Il ROI di una “people oriented” strategy
Senza voler entrare nel merito di ciascun vantaggio, è innegabile che una politica di questo tipo, che tende cioè a costruire un dialogo col singolo collaboratore per generare vantaggi a livello globale, porta con sé innumerevoli opportunità.
Anche in questo caso, ci soffermeremo su quelle più evidenti:
● rafforza la cultura aziendale
● genera benefici in ottica di employer branding / brand awareness
● contribuisce a contrastare il disengagement
● riduce sensibilmente fenomeni come quiet quitting e great resignation
● tende ad azzerare i costi connessi al job hopping
Basterebbe questo per capire che un’azione di people caring “dal basso verso l’alto” può generare un ritorno dell’investimento in grado di convincere anche gli HR più scettici rispetto a questo tipo di approccio.

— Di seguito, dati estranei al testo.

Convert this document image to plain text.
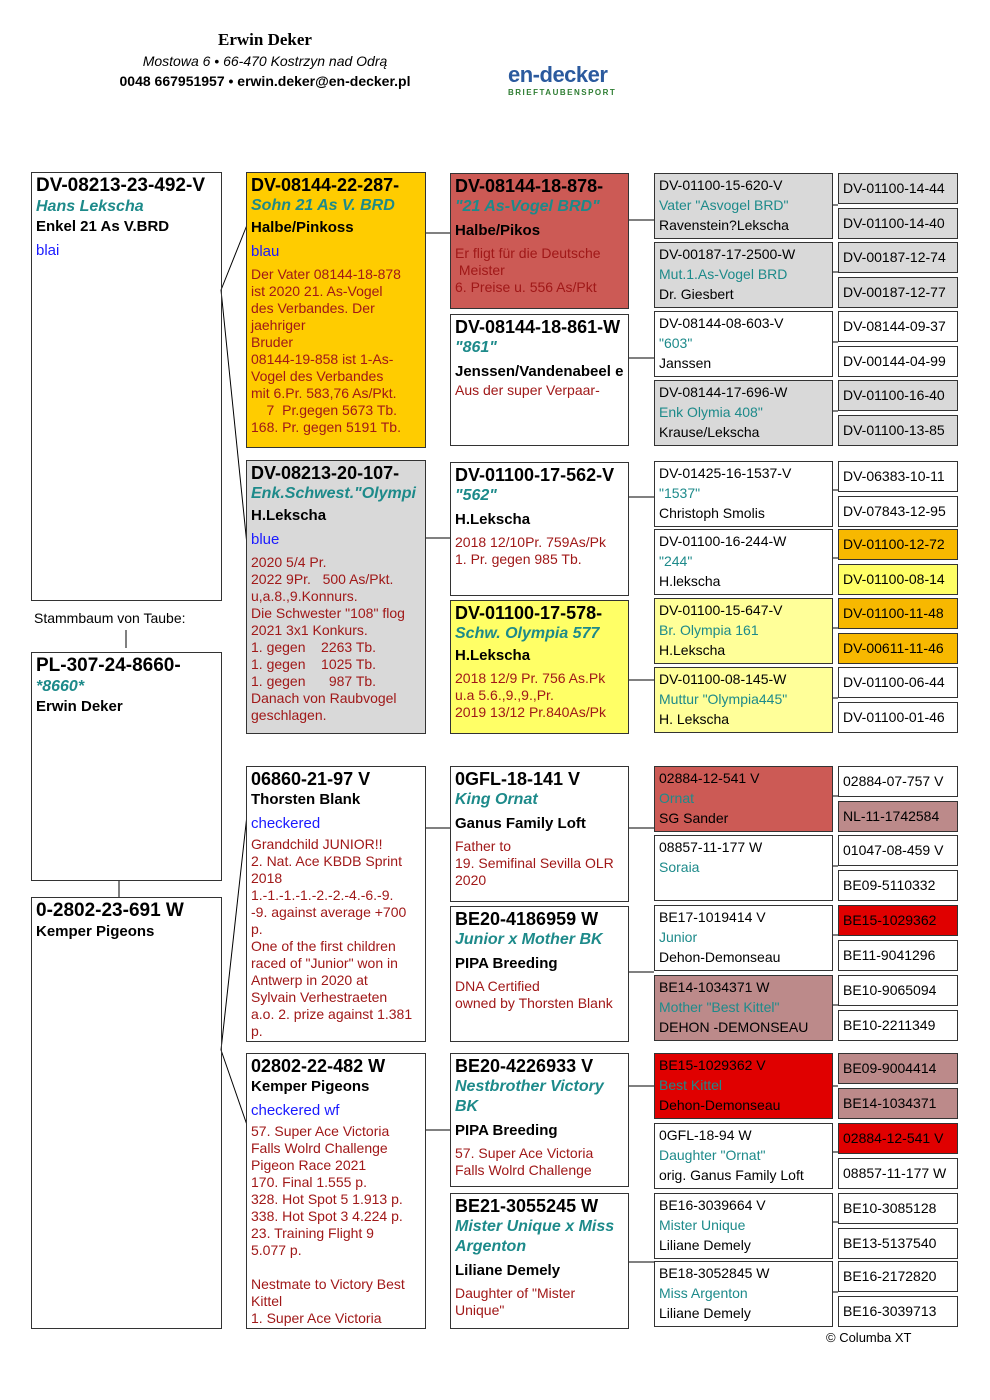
Erwin Deker
Mostowa 6 • 66-470 Kostrzyn nad Odrą
0048 667951957 • erwin.deker@en-decker.pl	en-decker
BRIEFTAUBENSPORT
DV-08213-23-492-V
Hans Lekscha
Enkel 21 As V.BRD
blai
Stammbaum von Taube:
PL-307-24-8660-
*8660*
Erwin Deker
0-2802-23-691 W
Kemper Pigeons
DV-08144-22-287-
Sohn 21 As V. BRD
Halbe/Pinkoss
blau
Der Vater 08144-18-878
ist 2020 21. As-Vogel
des Verbandes. Der
jaehriger
Bruder
08144-19-858 ist 1-As-
Vogel des Verbandes
mit 6.Pr. 583,76 As/Pkt.
7  Pr.gegen 5673 Tb.
168. Pr. gegen 5191 Tb.
DV-08213-20-107-
Enk.Schwest."Olympi
H.Lekscha
blue
2020 5/4 Pr.
2022 9Pr.   500 As/Pkt.
u,a.8.,9.Konnurs.
Die Schwester "108" flog
2021 3x1 Konkurs.
1. gegen    2263 Tb.
1. gegen    1025 Tb.
1. gegen      987 Tb.
Danach von Raubvogel
geschlagen.
06860-21-97 V
Thorsten Blank
checkered
Grandchild JUNIOR!!
2. Nat. Ace KBDB Sprint
2018
1.-1.-1.-1.-2.-2.-4.-6.-9.
-9. against average +700
p.
One of the first children
raced of "Junior" won in
Antwerp in 2020 at
Sylvain Verhestraeten
a.o. 2. prize against 1.381
p.
02802-22-482 W
Kemper Pigeons
checkered wf
57. Super Ace Victoria
Falls Wolrd Challenge
Pigeon Race 2021
170. Final 1.555 p.
328. Hot Spot 5 1.913 p.
338. Hot Spot 3 4.224 p.
23. Training Flight 9
5.077 p.

Nestmate to Victory Best
Kittel
1. Super Ace Victoria
DV-08144-18-878-
"21 As-Vogel BRD"
Halbe/Pikos
Er fligt für die Deutsche
Meister
6. Preise u. 556 As/Pkt
DV-08144-18-861-W
"861"
Jenssen/Vandenabeel e
Aus der super Verpaar-
DV-01100-17-562-V
"562"
H.Lekscha
2018 12/10Pr. 759As/Pk
1. Pr. gegen 985 Tb.
DV-01100-17-578-
Schw. Olympia 577
H.Lekscha
2018 12/9 Pr. 756 As.Pk
u.a 5.6.,9.,9.,Pr.
2019 13/12 Pr.840As/Pk
0GFL-18-141 V
King Ornat
Ganus Family Loft
Father to
19. Semifinal Sevilla OLR
2020
BE20-4186959 W
Junior x Mother BK
PIPA Breeding
DNA Certified
owned by Thorsten Blank
BE20-4226933 V
Nestbrother Victory BK
PIPA Breeding
57. Super Ace Victoria
Falls Wolrd Challenge
BE21-3055245 W
Mister Unique x Miss Argenton
Liliane Demely
Daughter of "Mister
Unique"
DV-01100-15-620-V
Vater "Asvogel BRD"
Ravenstein?Lekscha
DV-00187-17-2500-W
Mut.1.As-Vogel BRD
Dr. Giesbert
DV-08144-08-603-V
"603"
Janssen
DV-08144-17-696-W
Enk Olymia 408"
Krause/Lekscha
DV-01425-16-1537-V
"1537"
Christoph Smolis
DV-01100-16-244-W
"244"
H.lekscha
DV-01100-15-647-V
Br. Olympia 161
H.Lekscha
DV-01100-08-145-W
Muttur "Olympia445"
H. Lekscha
02884-12-541 V
Ornat
SG Sander
08857-11-177 W
Soraia
BE17-1019414 V
Junior
Dehon-Demonseau
BE14-1034371 W
Mother "Best Kittel"
DEHON -DEMONSEAU
BE15-1029362 V
Best Kittel
Dehon-Demonseau
0GFL-18-94 W
Daughter "Ornat"
orig. Ganus Family Loft
BE16-3039664 V
Mister Unique
Liliane Demely
BE18-3052845 W
Miss Argenton
Liliane Demely
DV-01100-14-44
DV-01100-14-40
DV-00187-12-74
DV-00187-12-77
DV-08144-09-37
DV-00144-04-99
DV-01100-16-40
DV-01100-13-85
DV-06383-10-11
DV-07843-12-95
DV-01100-12-72
DV-01100-08-14
DV-01100-11-48
DV-00611-11-46
DV-01100-06-44
DV-01100-01-46
02884-07-757 V
NL-11-1742584
01047-08-459 V
BE09-5110332
BE15-1029362
BE11-9041296
BE10-9065094
BE10-2211349
BE09-9004414
BE14-1034371
02884-12-541 V
08857-11-177 W
BE10-3085128
BE13-5137540
BE16-2172820
BE16-3039713
© Columba XT
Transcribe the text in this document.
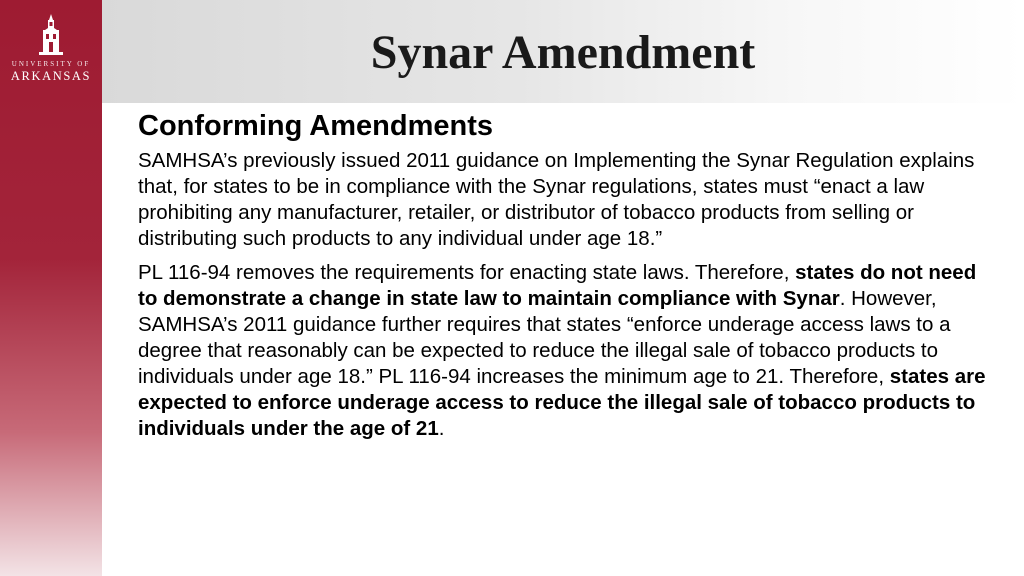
UNIVERSITY OF
ARKANSAS	Synar Amendment
Conforming Amendments

SAMHSA’s previously issued 2011 guidance on Implementing the Synar Regulation explains that, for states to be in compliance with the Synar regulations, states must “enact a law prohibiting any manufacturer, retailer, or distributor of tobacco products from selling or distributing such products to any individual under age 18.”

PL 116-94 removes the requirements for enacting state laws. Therefore, states do not need to demonstrate a change in state law to maintain compliance with Synar. However, SAMHSA’s 2011 guidance further requires that states “enforce underage access laws to a degree that reasonably can be expected to reduce the illegal sale of tobacco products to individuals under age 18.” PL 116-94 increases the minimum age to 21. Therefore, states are expected to enforce underage access to reduce the illegal sale of tobacco products to individuals under the age of 21.
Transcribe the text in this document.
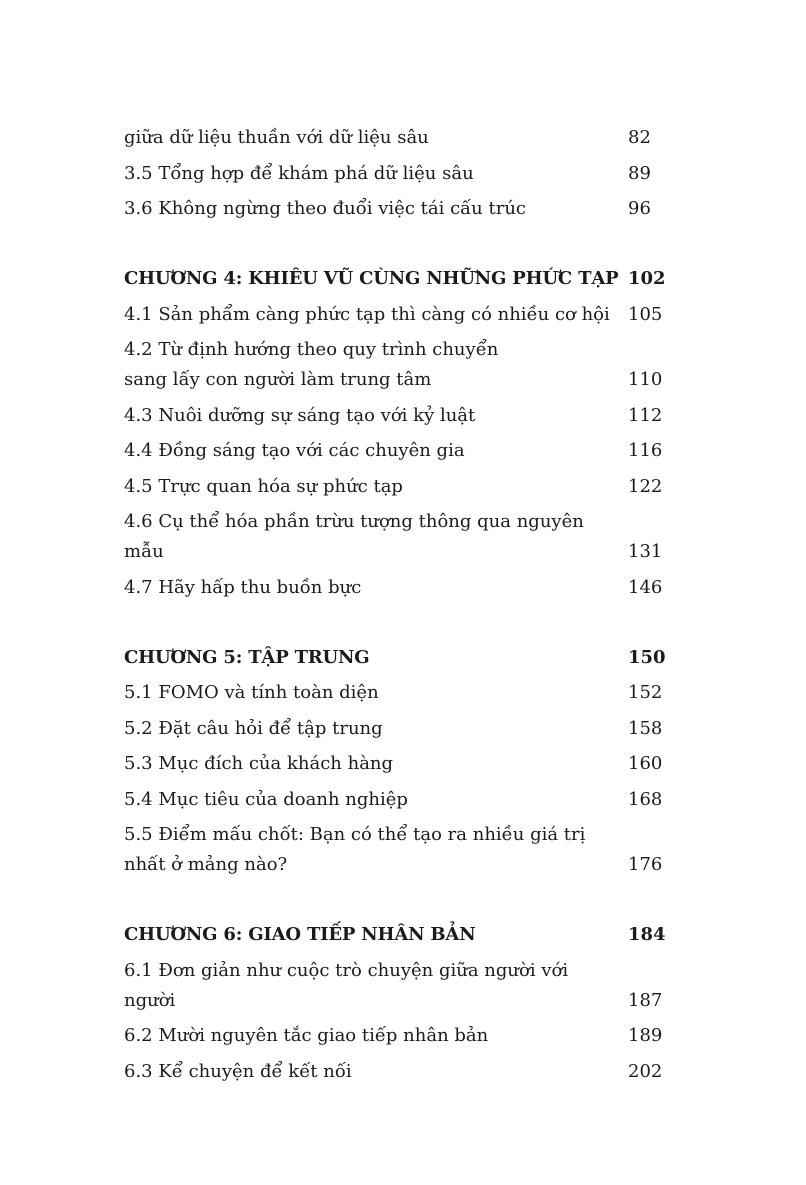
giữa dữ liệu thuần với dữ liệu sâu	82
3.5 Tổng hợp để khám phá dữ liệu sâu	89
3.6 Không ngừng theo đuổi việc tái cấu trúc	96
CHƯƠNG 4: KHIÊU VŨ CÙNG NHỮNG PHỨC TẠP 102
4.1 Sản phẩm càng phức tạp thì càng có nhiều cơ hội	105
4.2 Từ định hướng theo quy trình chuyển sang lấy con người làm trung tâm	110
4.3 Nuôi dưỡng sự sáng tạo với kỷ luật	112
4.4 Đồng sáng tạo với các chuyên gia	116
4.5 Trực quan hóa sự phức tạp	122
4.6 Cụ thể hóa phần trừu tượng thông qua nguyên mẫu	131
4.7 Hãy hấp thu buồn bực	146
CHƯƠNG 5: TẬP TRUNG	150
5.1 FOMO và tính toàn diện	152
5.2 Đặt câu hỏi để tập trung	158
5.3 Mục đích của khách hàng	160
5.4 Mục tiêu của doanh nghiệp	168
5.5 Điểm mấu chốt: Bạn có thể tạo ra nhiều giá trị nhất ở mảng nào?	176
CHƯƠNG 6: GIAO TIẾP NHÂN BẢN	184
6.1 Đơn giản như cuộc trò chuyện giữa người với người	187
6.2 Mười nguyên tắc giao tiếp nhân bản	189
6.3 Kể chuyện để kết nối	202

E i continui segnali che ci arrivano dal mercato ci aiutano a comprendere meglio quanto questa della personalizzazione dell’esperienza del lavoro non sia una moda passeggera. Bensì uno dei cambiamenti strutturali del mercato del lavoro lasciati in eredità dalla pandemia.
La persona al centro come simbolo del tuo Employer Branding
Inutile girarci intorno, un modello organizzativo che mette la persona al centro richiede programmazione (molta), risorse (abbastanza), e soprattutto tempo. Tutte cose che in un mercato iper dinamico come quello attuale, non sempre le nostre organizzazioni riescono a garantirsi.